A recent study done on protein powder found that most brands tested positive for having metals and pesticides in their products.

The Clean Label Project is a non-profit organization that tested 134 protein powder products from 52 brands. The products were screened for over 130 toxins, including some that could be linked to cancer. Of the 134 products tested, 70 per cent had detectable levels of lead, 74 per cent had cadmium and 55 per cent had BPA.

Registered Dietitian for Saskatchewan Health Authority Joy Ang says that protein powder isn’t something that she would recommend to her patients unless it’s necessary for their diets.

“So always whole foods or real foods first. If they’re not able to have the amount of protein through foods then maybe we’ll look into supplements.”

Ang adds that our bodies can’t absorb more than 20 to 30 grams of protein powder at a time and her recommendation to keep protein powder at a minimum.

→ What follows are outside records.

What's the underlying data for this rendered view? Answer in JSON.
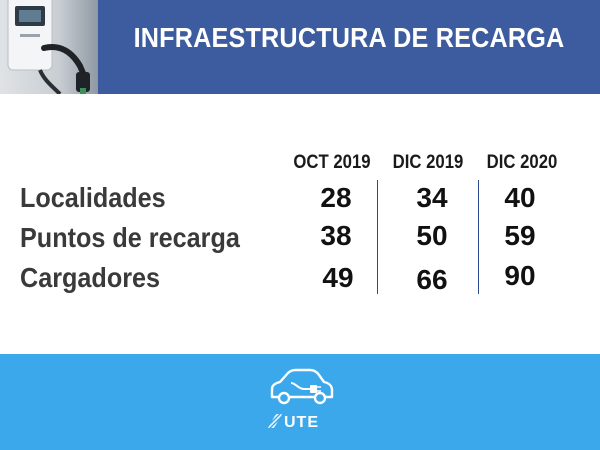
{
  "header": {
    "title": "INFRAESTRUCTURA DE RECARGA"
  },
  "table": {
    "columns": [
      "OCT 2019",
      "DIC 2019",
      "DIC 2020"
    ],
    "rows": [
      {
        "label": "Localidades",
        "values": [
          "28",
          "34",
          "40"
        ]
      },
      {
        "label": "Puntos de recarga",
        "values": [
          "38",
          "50",
          "59"
        ]
      },
      {
        "label": "Cargadores",
        "values": [
          "49",
          "66",
          "90"
        ]
      }
    ]
  },
  "footer": {
    "icon": "electric-car-icon",
    "logo_text": "UTE"
  },
  "colors": {
    "header_bg": "#3c5c9f",
    "footer_bg": "#3aa8ea",
    "divider": "#2b4a8f"
  }
}
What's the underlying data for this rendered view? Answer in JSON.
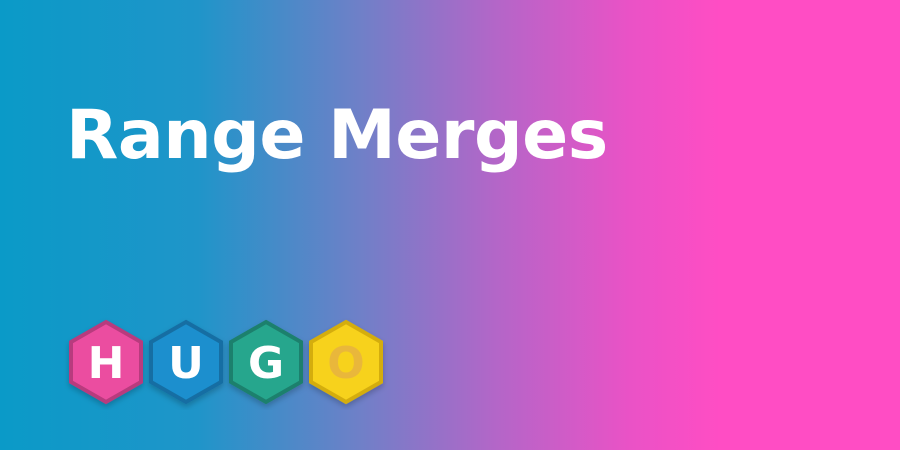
{
  "title": "Range Merges",
  "logo": {
    "letters": [
      {
        "char": "H",
        "color": "#eb4ea0",
        "border": "#b83a7e",
        "letter_color": "#ffffff"
      },
      {
        "char": "U",
        "color": "#1a8fce",
        "border": "#136ea3",
        "letter_color": "#ffffff"
      },
      {
        "char": "G",
        "color": "#27a68d",
        "border": "#1d806d",
        "letter_color": "#ffffff"
      },
      {
        "char": "O",
        "color": "#f7d21d",
        "border": "#d4ad10",
        "letter_color": "#e9b73b"
      }
    ]
  },
  "colors": {
    "gradient_start": "#0a9ac8",
    "gradient_end": "#ff4dc4",
    "title": "#ffffff"
  }
}
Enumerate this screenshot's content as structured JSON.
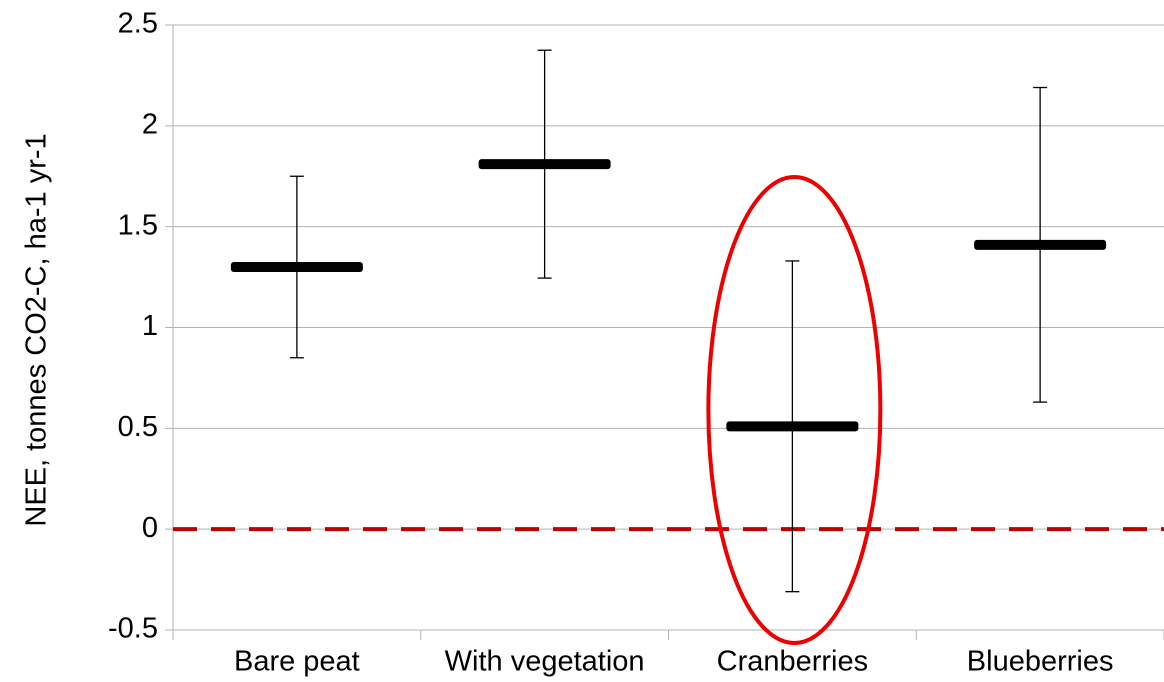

According to the study, organic protein products tested had more detectable levels of arsenic, cadmium and lead than non organic. Ang says that she is not surprised by the results of the study and that organic protein is mainly plant based, so the soil adds extra toxins into the product.

“There are so many food that have heavy metals in it, even some fishes have mercury in it. Plant based food usually have some sort of heavy metal because it’s in the soil and then they would absorb it.”

If protein powder is necessary in a diet, Ang recommends whey and casein protein powders that are found in milk because they that tend to be better for digestion.